I Compared My Child and I'm Glad I DidPlaydates were hard because kids could not understand her. They would just take off, ignore her, or look at me and ask “What did she say?” I was my child’s personal interpreter. This was tough because even family members had a hard time understanding her. I can only imagine how my baby felt when she would try to speak. During playdates, she would shut down and give up on playing with others.

When Comparison Is Good

Comparing my child with others led me to call around for an Early Intervention Evaluation. I’ve heard so many people say “You should never compare your child with someone else’s” or “Children grow at their own pace.” While I agree with these statements, I had to follow my maternal intuition. I knew in my gut that if I didn’t get her evaluated I’d regret it.

I decided that if they say she needs therapy, that is fine. If everything checks out normal and she doesn’t need services, that’s fine too. At least I know that I did something instead of nothing.

After her evaluation, she ended up needing speech therapy. They came to the house for therapy once a week and eventually had her evaluated by an occupational therapist. During this short time of early intervention, she was seeing an occupational therapist every other week. They mentioned sensory processing disorder. It all made sense. It made even more sense as she got older because she was showing more and more signs that she was having sensory issues.

Taking Action and Advocating

As a parent, I am constantly advocating for my children.

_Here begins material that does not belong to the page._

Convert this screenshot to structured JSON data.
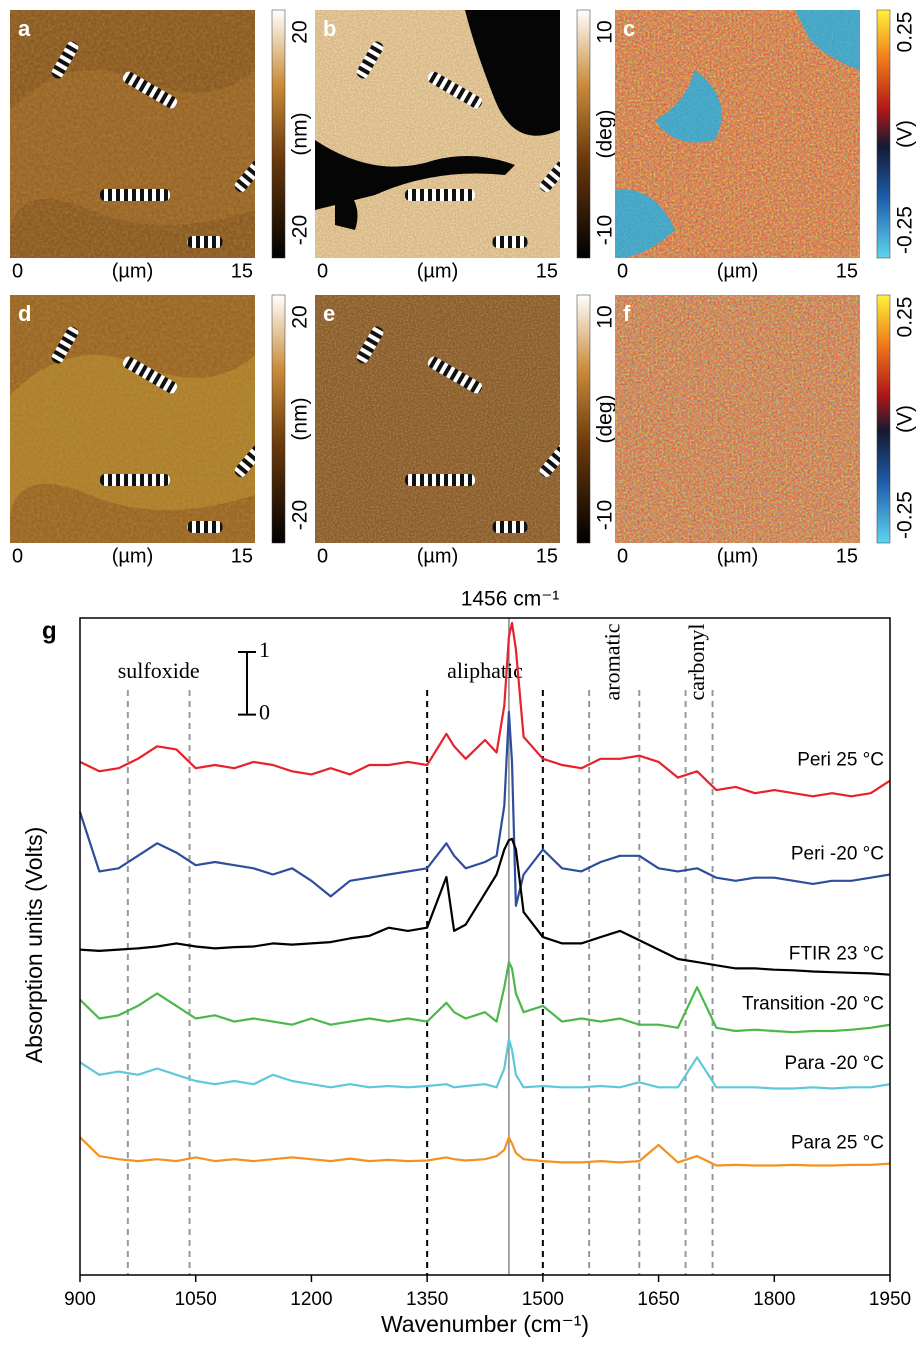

While some thought I was overreacting, I knew that it couldn’t hurt. I kicked myself many times thinking I was a bad mom to compare my child to others. But if I didn’t, my daughter would not have received the help she needed when she did. After three years of therapy and one six-month study through the University of New Mexico, she has come so far.

There are many people we love who have contributed to my daughter’s growth, and I am forever thankful for that.